The Minimum Average Difference problem on LeetCode involves finding the minimum possible difference between the average of two groups of integers, given an array of integers. Here is a detailed solution to this problem:

Approach:

The brute force approach to solve this problem would involve taking all possible combinations of two sets and then taking their averages, computing the difference and then finding the minimum difference among all the combinations. However, the time complexity of this approach would be O(n^2 * 2^n), which is not efficient enough to pass the LeetCode test cases.

One better approach is to use dynamic programming to keep track of all possible sums that can be obtained from subsets of the array. This can be done using a 2D boolean array dp[i][j]. Here, dp[i][j] represents whether a sum j can be obtained using the first i elements of the array. The base case for this DP is dp[0][0] = true, as we can obtain a sum of 0 using an empty set.

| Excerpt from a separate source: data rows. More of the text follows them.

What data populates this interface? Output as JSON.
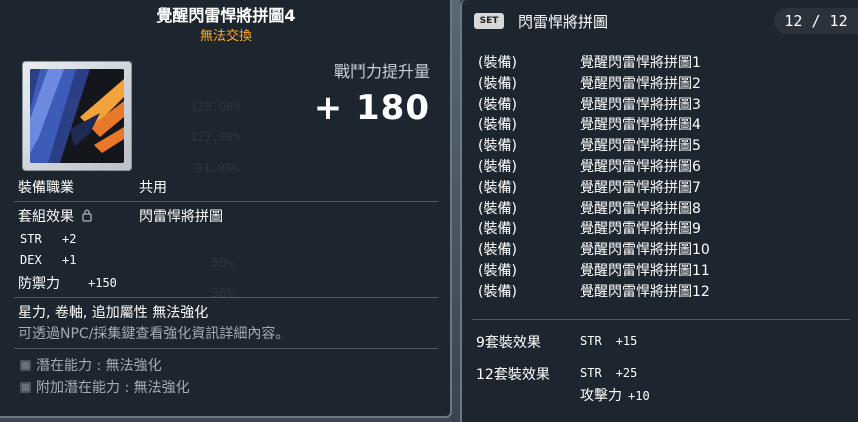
{
  "background": {
    "ghost_lines": [
      "120.00%",
      "127.00%",
      "91.00%",
      "50%",
      "30%"
    ]
  },
  "item": {
    "title": "覺醒閃雷悍將拼圖4",
    "trade_note": "無法交換",
    "icon": "puzzle-piece-icon",
    "combat_power_label": "戰鬥力提升量",
    "combat_power_value": "+ 180",
    "job_label": "裝備職業",
    "job_value": "共用",
    "set_label": "套組效果",
    "set_value": "閃雷悍將拼圖",
    "stats": [
      {
        "name": "STR",
        "value": "+2"
      },
      {
        "name": "DEX",
        "value": "+1"
      }
    ],
    "defense_label": "防禦力",
    "defense_value": "+150",
    "enhance_note": "星力, 卷軸, 追加屬性 無法強化",
    "info_note": "可透過NPC/採集鍵查看強化資訊詳細內容。",
    "potential": "潛在能力 : 無法強化",
    "bonus_potential": "附加潛在能力 : 無法強化"
  },
  "set": {
    "badge": "SET",
    "name": "閃雷悍將拼圖",
    "count": "12 / 12",
    "items": [
      {
        "category": "(裝備)",
        "name": "覺醒閃雷悍將拼圖1"
      },
      {
        "category": "(裝備)",
        "name": "覺醒閃雷悍將拼圖2"
      },
      {
        "category": "(裝備)",
        "name": "覺醒閃雷悍將拼圖3"
      },
      {
        "category": "(裝備)",
        "name": "覺醒閃雷悍將拼圖4"
      },
      {
        "category": "(裝備)",
        "name": "覺醒閃雷悍將拼圖5"
      },
      {
        "category": "(裝備)",
        "name": "覺醒閃雷悍將拼圖6"
      },
      {
        "category": "(裝備)",
        "name": "覺醒閃雷悍將拼圖7"
      },
      {
        "category": "(裝備)",
        "name": "覺醒閃雷悍將拼圖8"
      },
      {
        "category": "(裝備)",
        "name": "覺醒閃雷悍將拼圖9"
      },
      {
        "category": "(裝備)",
        "name": "覺醒閃雷悍將拼圖10"
      },
      {
        "category": "(裝備)",
        "name": "覺醒閃雷悍將拼圖11"
      },
      {
        "category": "(裝備)",
        "name": "覺醒閃雷悍將拼圖12"
      }
    ],
    "bonuses": [
      {
        "label": "9套裝效果",
        "stats": [
          {
            "name": "STR",
            "value": "+15"
          }
        ]
      },
      {
        "label": "12套裝效果",
        "stats": [
          {
            "name": "STR",
            "value": "+25"
          },
          {
            "name": "攻擊力",
            "value": "+10"
          }
        ]
      }
    ]
  },
  "colors": {
    "panel_bg": "#1c242c",
    "trade_note": "#ffaa22",
    "border": "#6c7884"
  }
}
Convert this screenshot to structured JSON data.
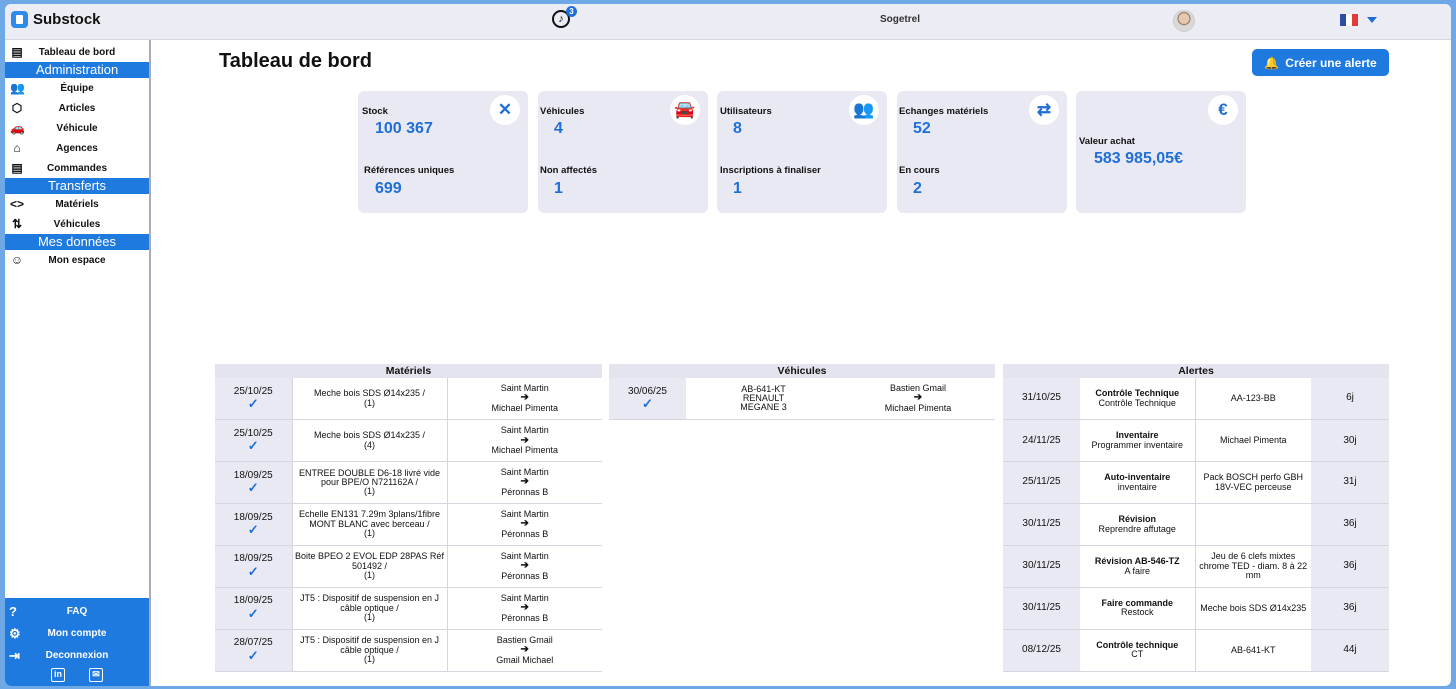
{
  "app": {
    "name": "Substock",
    "company": "Sogetrel",
    "notifications": "3"
  },
  "sidebar": {
    "top": {
      "label": "Tableau de bord"
    },
    "sections": [
      {
        "title": "Administration",
        "items": [
          {
            "label": "Équipe",
            "icon": "team-icon"
          },
          {
            "label": "Articles",
            "icon": "box-icon"
          },
          {
            "label": "Véhicule",
            "icon": "car-icon"
          },
          {
            "label": "Agences",
            "icon": "home-icon"
          },
          {
            "label": "Commandes",
            "icon": "clipboard-icon"
          }
        ]
      },
      {
        "title": "Transferts",
        "items": [
          {
            "label": "Matériels",
            "icon": "code-arrows-icon"
          },
          {
            "label": "Véhicules",
            "icon": "vehicle-transfer-icon"
          }
        ]
      },
      {
        "title": "Mes données",
        "items": [
          {
            "label": "Mon espace",
            "icon": "profile-icon"
          }
        ]
      }
    ],
    "bottom": {
      "faq": "FAQ",
      "account": "Mon compte",
      "logout": "Deconnexion"
    }
  },
  "page": {
    "title": "Tableau de bord",
    "alert_button": "Créer une alerte"
  },
  "cards": [
    {
      "label1": "Stock",
      "value1": "100 367",
      "label2": "Références uniques",
      "value2": "699",
      "icon": "tools-icon"
    },
    {
      "label1": "Véhicules",
      "value1": "4",
      "label2": "Non affectés",
      "value2": "1",
      "icon": "car-icon"
    },
    {
      "label1": "Utilisateurs",
      "value1": "8",
      "label2": "Inscriptions à finaliser",
      "value2": "1",
      "icon": "users-icon"
    },
    {
      "label1": "Echanges matériels",
      "value1": "52",
      "label2": "En cours",
      "value2": "2",
      "icon": "exchange-icon"
    },
    {
      "label1": "Valeur achat",
      "value1": "583 985,05€",
      "icon": "euro-icon"
    }
  ],
  "materiels": {
    "title": "Matériels",
    "rows": [
      {
        "date": "25/10/25",
        "item": "Meche bois SDS Ø14x235 /",
        "qty": "(1)",
        "from": "Saint Martin",
        "to": "Michael Pimenta"
      },
      {
        "date": "25/10/25",
        "item": "Meche bois SDS Ø14x235 /",
        "qty": "(4)",
        "from": "Saint Martin",
        "to": "Michael Pimenta"
      },
      {
        "date": "18/09/25",
        "item": "ENTREE DOUBLE D6-18 livré vide pour BPE/O N721162A /",
        "qty": "(1)",
        "from": "Saint Martin",
        "to": "Péronnas B"
      },
      {
        "date": "18/09/25",
        "item": "Echelle EN131 7.29m 3plans/1fibre MONT BLANC avec berceau /",
        "qty": "(1)",
        "from": "Saint Martin",
        "to": "Péronnas B"
      },
      {
        "date": "18/09/25",
        "item": "Boite BPEO 2 EVOL EDP 28PAS Réf 501492 /",
        "qty": "(1)",
        "from": "Saint Martin",
        "to": "Péronnas B"
      },
      {
        "date": "18/09/25",
        "item": "JT5 : Dispositif de suspension en J câble optique /",
        "qty": "(1)",
        "from": "Saint Martin",
        "to": "Péronnas B"
      },
      {
        "date": "28/07/25",
        "item": "JT5 : Dispositif de suspension en J câble optique /",
        "qty": "(1)",
        "from": "Bastien Gmail",
        "to": "Gmail Michael"
      }
    ]
  },
  "vehicules": {
    "title": "Véhicules",
    "rows": [
      {
        "date": "30/06/25",
        "plate": "AB-641-KT",
        "brand": "RENAULT",
        "model": "MEGANE 3",
        "from": "Bastien Gmail",
        "to": "Michael Pimenta"
      }
    ]
  },
  "alertes": {
    "title": "Alertes",
    "rows": [
      {
        "date": "31/10/25",
        "type": "Contrôle Technique",
        "sub": "Contrôle Technique",
        "target": "AA-123-BB",
        "delay": "6j"
      },
      {
        "date": "24/11/25",
        "type": "Inventaire",
        "sub": "Programmer inventaire",
        "target": "Michael Pimenta",
        "delay": "30j"
      },
      {
        "date": "25/11/25",
        "type": "Auto-inventaire",
        "sub": "inventaire",
        "target": "Pack BOSCH perfo GBH 18V-VEC perceuse",
        "delay": "31j"
      },
      {
        "date": "30/11/25",
        "type": "Révision",
        "sub": "Reprendre affutage",
        "target": "",
        "delay": "36j"
      },
      {
        "date": "30/11/25",
        "type": "Révision AB-546-TZ",
        "sub": "A faire",
        "target": "Jeu de 6 clefs mixtes chrome TED - diam. 8 à 22 mm",
        "delay": "36j"
      },
      {
        "date": "30/11/25",
        "type": "Faire commande",
        "sub": "Restock",
        "target": "Meche bois SDS Ø14x235",
        "delay": "36j"
      },
      {
        "date": "08/12/25",
        "type": "Contrôle technique",
        "sub": "CT",
        "target": "AB-641-KT",
        "delay": "44j"
      }
    ]
  },
  "colors": {
    "accent": "#1f7ae0",
    "card_bg": "#e9e9f4",
    "value": "#1f6fd6"
  }
}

Once we have computed all possible sums for subsets of the array, we can iterate over all possible sums half of the total sum of array to 0 and check if this sum can be obtained using the first n/2 elements of the array. If so, we compute the difference between this sum and the remaining half and update our answer if this difference is lesser than the current minimum difference.

Solution:

Here is the Python code for the minimum average difference problem on LeetCode:

```class Solution: def minimumAverageDifference(self, nums: List[int]) -> float: n = len(nums) total = sum(nums) dp = [[False]*(total+1) for _ in range(n+1)] dp[0][0] = True for i in range(1, n+1): for j in range(total+1): if j-nums[i-1] >= 0 and dp[i-1][j-nums[i-1]]: dp[i][j] = True if dp[i-1][j]: dp[i][j] = True ans = float('inf') for i in range(total//2, -1, -1): if dp[n][i]: ans = min(ans, total-2*i) return ans/2```

Time Complexity:

The time complexity of this solution is O(n * total), where total is the sum of the elements in nums, since we are iterating over n * total elements for the DP, and then iterating once more over values of i from total//2 to 0.

Space Complexity:

The space complexity of this solution is O(n * total), since we are using a 2D array of size (n+1) * (total+1) for the DP.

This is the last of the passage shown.